How frequently can someone screw up? How badly can someone wreck something that coulda been a contender? I think that Marc Zuckerberg and company are dedicated to finding out the answer to this incredibly stupid set of questions - and they are passionate about it. Its getting to be old news when its news - Facebook Screws Up Again! The headlines don't even scream it out anymore. Its more like, "hey dude, Facebook f----ed up again, ja hear?" "Yeah, ja hear that Tina and I are getting back together?" "NO WAY!" "Way." Or this text message: U hr Fbk f-ed up? K. TTUL. That's how commonplace their major league screw ups have been. Look, I get it. They want to turn a buck or two in revenue and a half a buck or so in profit. Been around, have 60 million "assets" a.k.a. friends a.k.a. profiles that should be MONEY (in all ways you can translate that). But they keep forgetting that their social network has evolved to the point that there are "rules of conduct" and there are "privacy concerns." Thats spelled p-r-i-v-a-c-y, Facebook moguls. That they may be masters of their Facebook universe but they are slaves to its behaviors. They have no way out.

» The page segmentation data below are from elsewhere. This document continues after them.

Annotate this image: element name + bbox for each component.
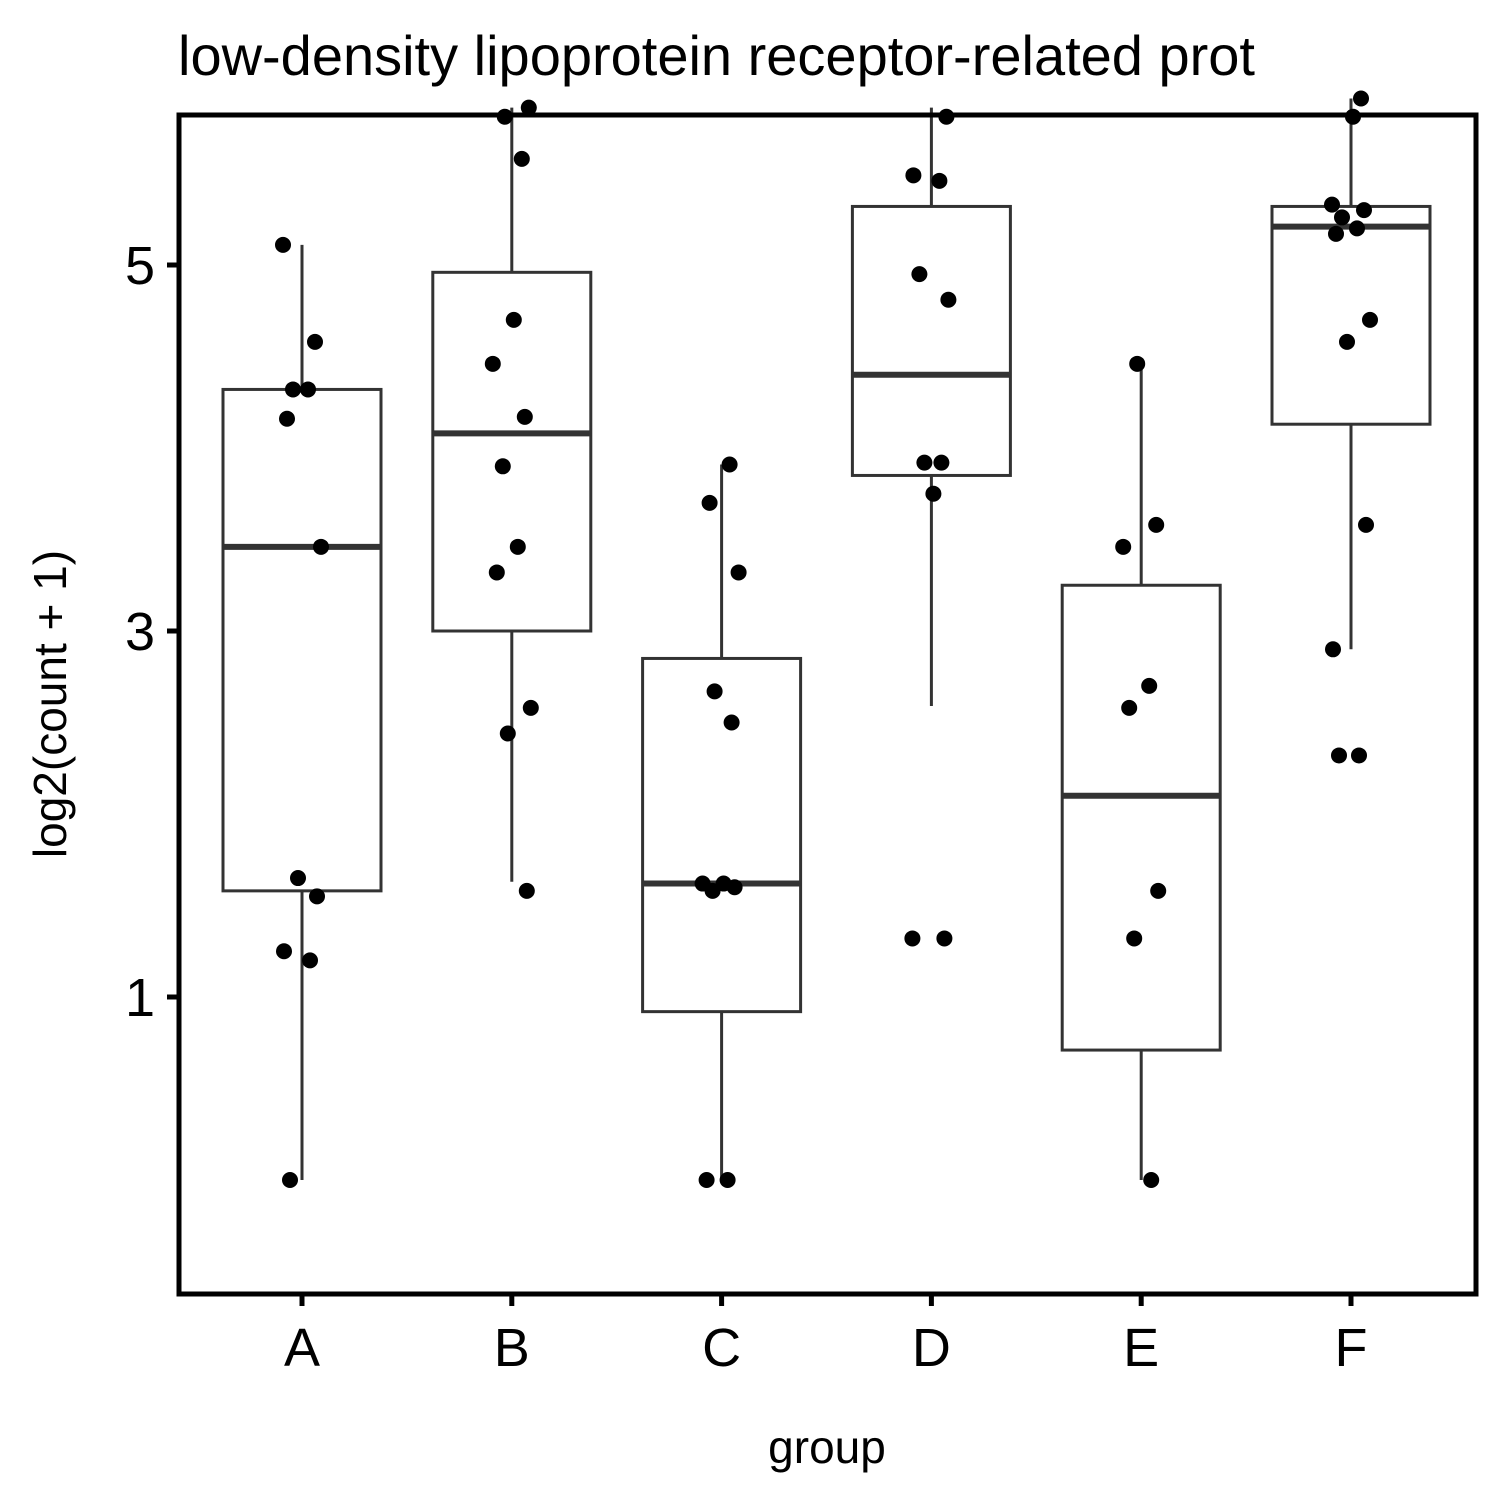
data-point xyxy=(936,930,953,947)
box xyxy=(431,270,593,633)
data-point xyxy=(309,888,325,905)
box xyxy=(1060,583,1222,1052)
x-tick-label: E xyxy=(1123,1318,1159,1378)
data-point xyxy=(1143,1172,1160,1188)
data-point xyxy=(719,1172,736,1188)
data-point xyxy=(723,714,740,731)
data-point xyxy=(518,882,535,899)
data-point xyxy=(701,494,718,511)
data-point xyxy=(1141,677,1158,694)
data-point xyxy=(931,172,948,189)
data-point xyxy=(925,485,942,502)
data-point xyxy=(522,699,539,716)
data-point xyxy=(904,930,921,947)
data-point xyxy=(520,99,537,116)
data-point xyxy=(302,952,318,969)
data-point xyxy=(499,725,516,742)
chart-title: low-density lipoprotein receptor-related… xyxy=(178,24,1255,87)
data-point xyxy=(307,333,323,350)
data-point xyxy=(721,456,738,473)
x-tick-label: C xyxy=(702,1318,741,1378)
points-group-b xyxy=(484,99,539,899)
box-group-c xyxy=(641,464,803,1180)
box-group-d xyxy=(850,107,1012,707)
data-point xyxy=(290,870,306,887)
data-point xyxy=(933,454,950,471)
box xyxy=(641,656,803,1014)
data-point xyxy=(282,1172,298,1188)
box-group-e xyxy=(1060,363,1222,1180)
data-point xyxy=(1325,641,1341,658)
data-point xyxy=(1334,209,1350,226)
points-group-d xyxy=(904,108,957,947)
data-point xyxy=(313,538,329,555)
data-point xyxy=(1339,333,1355,350)
data-point xyxy=(1349,220,1365,237)
data-point xyxy=(730,564,747,581)
plot-area xyxy=(221,90,1432,1188)
box-group-f xyxy=(1270,98,1432,650)
data-point xyxy=(513,150,530,167)
data-point xyxy=(488,564,505,581)
data-point xyxy=(1331,747,1347,764)
points-group-a xyxy=(275,236,329,1188)
x-axis: A B C D E F xyxy=(284,1294,1368,1378)
data-point xyxy=(276,943,292,960)
plot-frame xyxy=(176,112,1479,1297)
data-point xyxy=(715,875,732,892)
data-point xyxy=(1126,930,1143,947)
data-point xyxy=(1150,882,1167,899)
x-axis-title: group xyxy=(768,1421,886,1473)
data-point xyxy=(509,538,526,555)
data-point xyxy=(494,458,511,475)
data-point xyxy=(694,875,711,892)
data-point xyxy=(484,355,501,372)
box xyxy=(850,204,1012,477)
y-axis-title: log2(count + 1) xyxy=(24,550,76,858)
data-point xyxy=(905,167,922,184)
points-group-c xyxy=(694,456,747,1188)
data-point xyxy=(1129,355,1146,372)
x-tick-label: B xyxy=(494,1318,530,1378)
data-point xyxy=(698,1172,715,1188)
data-point xyxy=(706,683,723,700)
data-point xyxy=(1148,516,1165,533)
data-point xyxy=(1121,699,1138,716)
y-tick-label: 3 xyxy=(125,602,155,662)
x-tick-label: F xyxy=(1335,1318,1368,1378)
data-point xyxy=(505,311,522,328)
data-point xyxy=(1356,202,1372,219)
data-point xyxy=(1353,90,1369,107)
data-point xyxy=(279,410,295,427)
data-point xyxy=(940,291,957,308)
box xyxy=(221,387,383,893)
data-point xyxy=(275,236,291,253)
data-point xyxy=(1351,747,1367,764)
data-point xyxy=(285,381,301,398)
y-tick-label: 1 xyxy=(125,968,155,1028)
data-point xyxy=(300,381,316,398)
box-group-b xyxy=(431,107,593,882)
y-tick-label: 5 xyxy=(125,236,155,296)
data-point xyxy=(1358,516,1374,533)
data-point xyxy=(1324,196,1340,213)
box-group-a xyxy=(221,244,383,1180)
data-point xyxy=(1115,538,1132,555)
points-group-e xyxy=(1115,355,1167,1188)
data-point xyxy=(516,408,533,425)
data-point xyxy=(1328,225,1344,242)
data-point xyxy=(1362,311,1378,328)
x-tick-label: D xyxy=(912,1318,951,1378)
y-axis: 1 3 5 xyxy=(125,236,179,1028)
data-point xyxy=(916,454,933,471)
data-point xyxy=(911,266,928,283)
x-tick-label: A xyxy=(284,1318,320,1378)
box xyxy=(1270,204,1432,426)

Yet, even after the Beacon fiasco of a few months ago, they seemed to have not learned ANYTHING. On Friday, an op. ed. appeared in the Washington Post by staffer Catherine Rampell called "What Facebook Knows That You Don't." The piece highlights a series of recent articles that say:
- The social network is responsible for providing a reasonable expectation of privacy for each and every member of the network. That means that the individual who provides the profile retains ownership of the profile and is, in effect, licensing the use of that profile in a limited way.
- That the terms of the "license" must be mutually agreeable and always transparent. There are no hidden or undue uses of the profile by the social network.
- The social network is must do what it has to so that it is trusted AS A PEER by the individual members of the social network. This one is the most important and is critical to all businesses now. I'll be elaborating on this in future entries. For now, suffice to say, the social network can't be seen as an abstract entity by the individual members. It MUST be seen as a "trusted peer" to be successful.